Yes, very much. The services offered by an independent family office are much broader than financial advisers. An independent family office will be aligned and focused on family's interests, rather than taking decisions beneficial for the business. As promoters and shareholders professionalise their operating businesses and move away from an operating role, it is important the family office becomes independent and looks after the interest of the family’s next generation.
What part do non-family executives play in this evolution?
As family offices evolve, more non-family executives are inducted to bring in fresh and aggressive perspectives that would aid expansion and growth. This enables families to bring experts on board for areas where they lack understanding. However, this trend is slow as families are reluctant to use external advisers because adviser views often do not align with the views and intended direction of the family.
What are the future areas of investment focus for Indian family offices?
Fixed income and equities are currently the two most favoured asset classes. Looking to the future, families, on average, intend to invest more into equities, private equity, and developed market fixed income over the next 12 months and less into developing market fixed income, real estate, and hedge funds.
Do you see Indian wealth holders taking on more investment risk?
Family businesses typically have a conservative culture with many investment decisions being made by senior family members who have a low appetite for risk.
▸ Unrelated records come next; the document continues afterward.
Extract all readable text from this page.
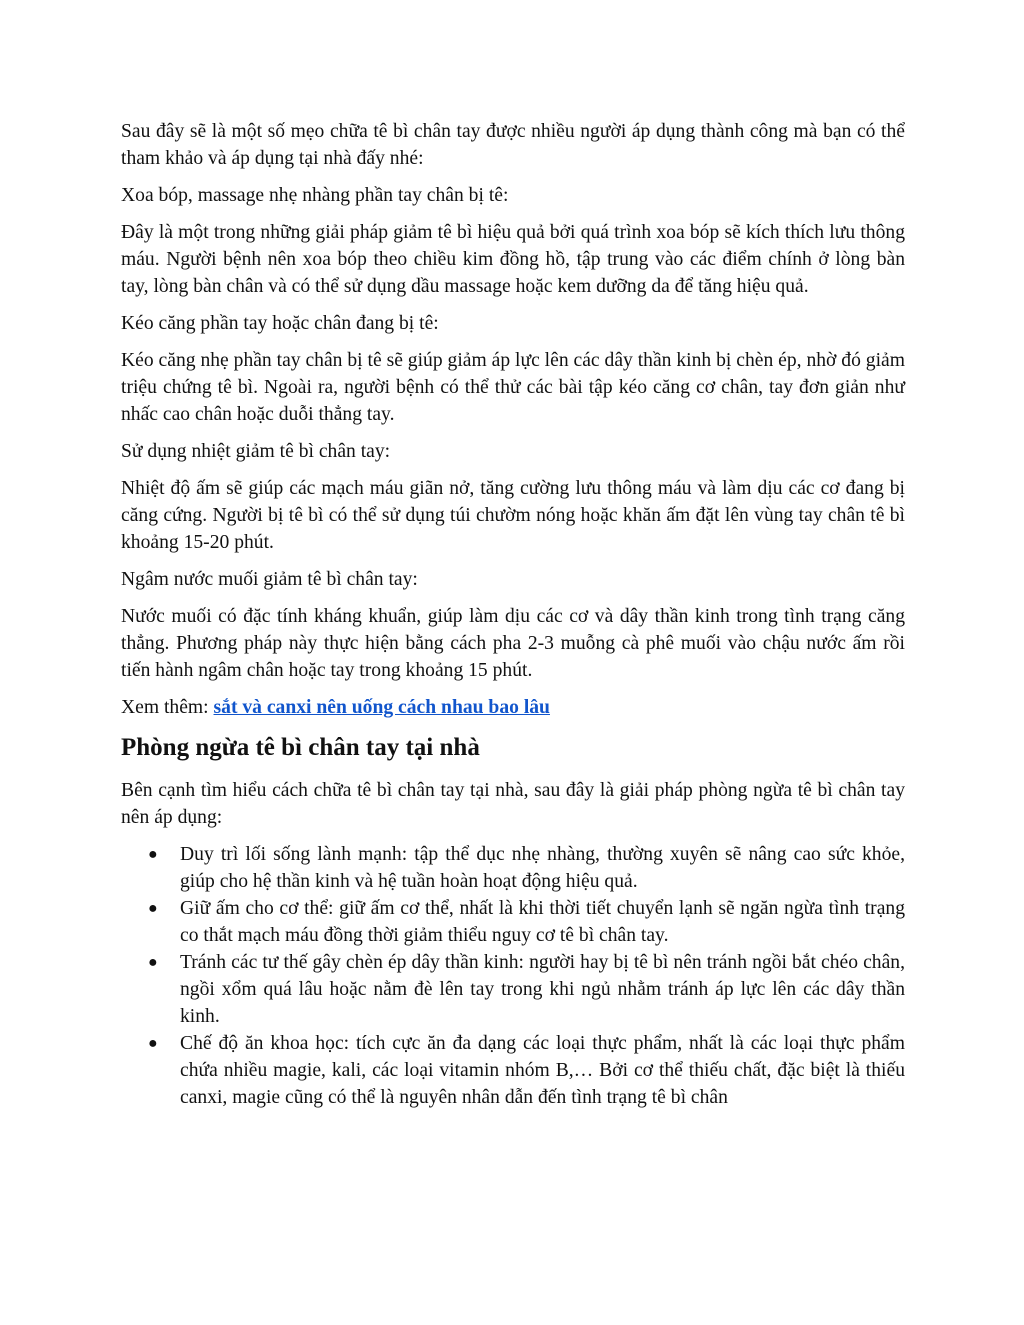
Sau đây sẽ là một số mẹo chữa tê bì chân tay được nhiều người áp dụng thành công mà bạn có thể tham khảo và áp dụng tại nhà đấy nhé:

Xoa bóp, massage nhẹ nhàng phần tay chân bị tê:

Đây là một trong những giải pháp giảm tê bì hiệu quả bởi quá trình xoa bóp sẽ kích thích lưu thông máu. Người bệnh nên xoa bóp theo chiều kim đồng hồ, tập trung vào các điểm chính ở lòng bàn tay, lòng bàn chân và có thể sử dụng dầu massage hoặc kem dưỡng da để tăng hiệu quả.

Kéo căng phần tay hoặc chân đang bị tê:

Kéo căng nhẹ phần tay chân bị tê sẽ giúp giảm áp lực lên các dây thần kinh bị chèn ép, nhờ đó giảm triệu chứng tê bì. Ngoài ra, người bệnh có thể thử các bài tập kéo căng cơ chân, tay đơn giản như nhấc cao chân hoặc duỗi thẳng tay.

Sử dụng nhiệt giảm tê bì chân tay:

Nhiệt độ ấm sẽ giúp các mạch máu giãn nở, tăng cường lưu thông máu và làm dịu các cơ đang bị căng cứng. Người bị tê bì có thể sử dụng túi chườm nóng hoặc khăn ấm đặt lên vùng tay chân tê bì khoảng 15-20 phút.

Ngâm nước muối giảm tê bì chân tay:

Nước muối có đặc tính kháng khuẩn, giúp làm dịu các cơ và dây thần kinh trong tình trạng căng thẳng. Phương pháp này thực hiện bằng cách pha 2-3 muỗng cà phê muối vào chậu nước ấm rồi tiến hành ngâm chân hoặc tay trong khoảng 15 phút.

Xem thêm: sắt và canxi nên uống cách nhau bao lâu

Phòng ngừa tê bì chân tay tại nhà

Bên cạnh tìm hiểu cách chữa tê bì chân tay tại nhà, sau đây là giải pháp phòng ngừa tê bì chân tay nên áp dụng:

● Duy trì lối sống lành mạnh: tập thể dục nhẹ nhàng, thường xuyên sẽ nâng cao sức khỏe, giúp cho hệ thần kinh và hệ tuần hoàn hoạt động hiệu quả.
● Giữ ấm cho cơ thể: giữ ấm cơ thể, nhất là khi thời tiết chuyển lạnh sẽ ngăn ngừa tình trạng co thắt mạch máu đồng thời giảm thiểu nguy cơ tê bì chân tay.
● Tránh các tư thế gây chèn ép dây thần kinh: người hay bị tê bì nên tránh ngồi bắt chéo chân, ngồi xổm quá lâu hoặc nằm đè lên tay trong khi ngủ nhằm tránh áp lực lên các dây thần kinh.
● Chế độ ăn khoa học: tích cực ăn đa dạng các loại thực phẩm, nhất là các loại thực phẩm chứa nhiều magie, kali, các loại vitamin nhóm B,… Bởi cơ thể thiếu chất, đặc biệt là thiếu canxi, magie cũng có thể là nguyên nhân dẫn đến tình trạng tê bì chân
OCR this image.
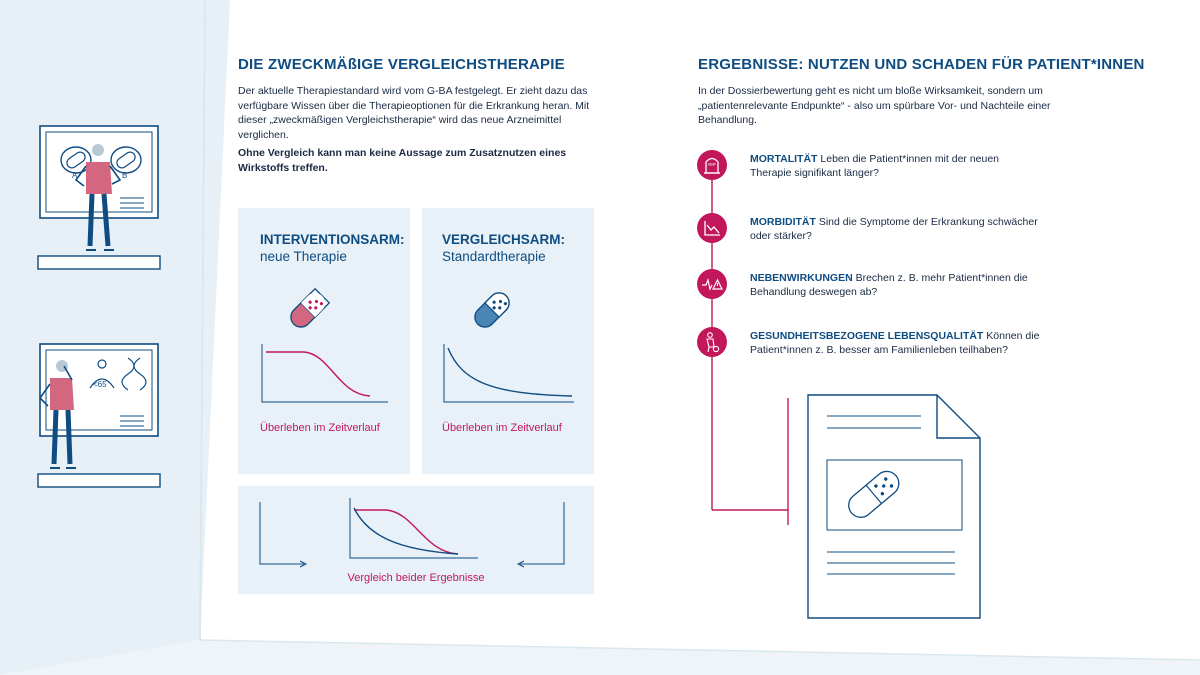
A	B
<65
DIE ZWECKMÄßIGE VERGLEICHSTHERAPIE
Der aktuelle Therapiestandard wird vom G-BA festgelegt. Er zieht dazu das verfügbare Wissen über die Therapieoptionen für die Erkrankung heran. Mit dieser „zweckmäßigen Vergleichstherapie“ wird das neue Arzneimittel verglichen.
Ohne Vergleich kann man keine Aussage zum Zusatznutzen eines Wirkstoffs treffen.
INTERVENTIONSARM:
neue Therapie
Überleben im Zeitverlauf
VERGLEICHSARM:
Standardtherapie
Überleben im Zeitverlauf
Vergleich beider Ergebnisse
ERGEBNISSE: NUTZEN UND SCHADEN FÜR PATIENT*INNEN
In der Dossierbewertung geht es nicht um bloße Wirksamkeit, sondern um „patientenrelevante Endpunkte“ - also um spürbare Vor- und Nachteile einer Behandlung.
RIP	MORTALITÄT Leben die Patient*innen mit der neuen Therapie signifikant länger?
MORBIDITÄT Sind die Symptome der Erkrankung schwächer oder stärker?
NEBENWIRKUNGEN Brechen z. B. mehr Patient*innen die Behandlung deswegen ab?
GESUNDHEITSBEZOGENE LEBENSQUALITÄT Können die Patient*innen z. B. besser am Familienleben teilhaben?
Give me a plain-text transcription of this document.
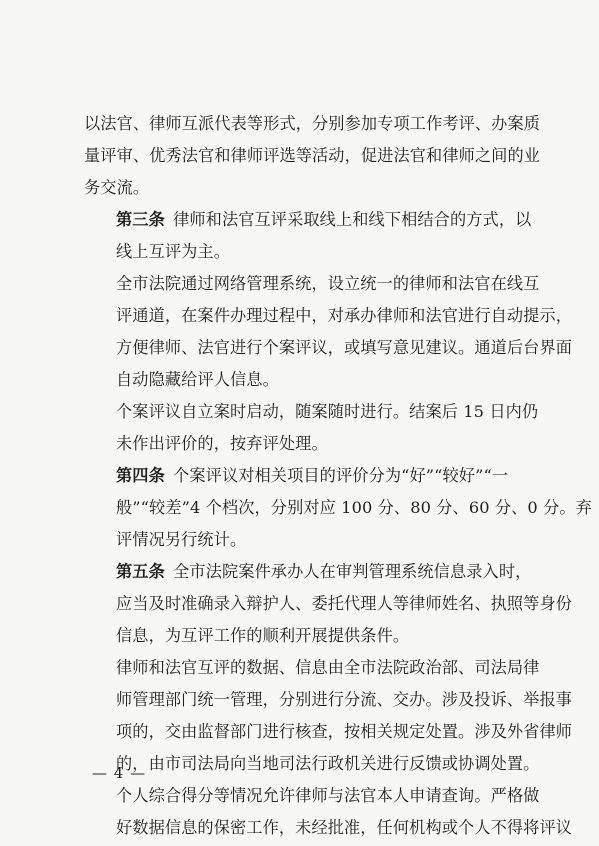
以法官、律师互派代表等形式，分别参加专项工作考评、办案质
量评审、优秀法官和律师评选等活动，促进法官和律师之间的业
务交流。

第三条  律师和法官互评采取线上和线下相结合的方式，以
线上互评为主。

全市法院通过网络管理系统，设立统一的律师和法官在线互
评通道，在案件办理过程中，对承办律师和法官进行自动提示，
方便律师、法官进行个案评议，或填写意见建议。通道后台界面
自动隐藏给评人信息。

个案评议自立案时启动，随案随时进行。结案后 15 日内仍
未作出评价的，按弃评处理。

第四条  个案评议对相关项目的评价分为“好”“较好”“一
般”“较差”4 个档次，分别对应 100 分、80 分、60 分、0 分。弃
评情况另行统计。

第五条  全市法院案件承办人在审判管理系统信息录入时，
应当及时准确录入辩护人、委托代理人等律师姓名、执照等身份
信息，为互评工作的顺利开展提供条件。

律师和法官互评的数据、信息由全市法院政治部、司法局律
师管理部门统一管理，分别进行分流、交办。涉及投诉、举报事
项的，交由监督部门进行核查，按相关规定处置。涉及外省律师
的，由市司法局向当地司法行政机关进行反馈或协调处置。

个人综合得分等情况允许律师与法官本人申请查询。严格做
好数据信息的保密工作，未经批准，任何机构或个人不得将评议

— 4 —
The next generation could be the key [to an increased risk appetite] as they are beginning to see the benefits of taking a more growth-oriented strategy. The next generation is also likely to invest in wider geographical markets and facilitate growth by investing in innovative technologies. Increasingly, families must have a dynamic investment portfolio in order to raise capital and expand their business and also grow their personal wealth.
What do you see as the biggest challenges for Indian family offices?
There are five main challenges that I see: defining the role of the next generation in the family office, keeping the family office independent from operating businesses, preservation of family wealth while growing it, identifying new areas of investments to maintain healthy returns, and motivating the family office chief investment officer.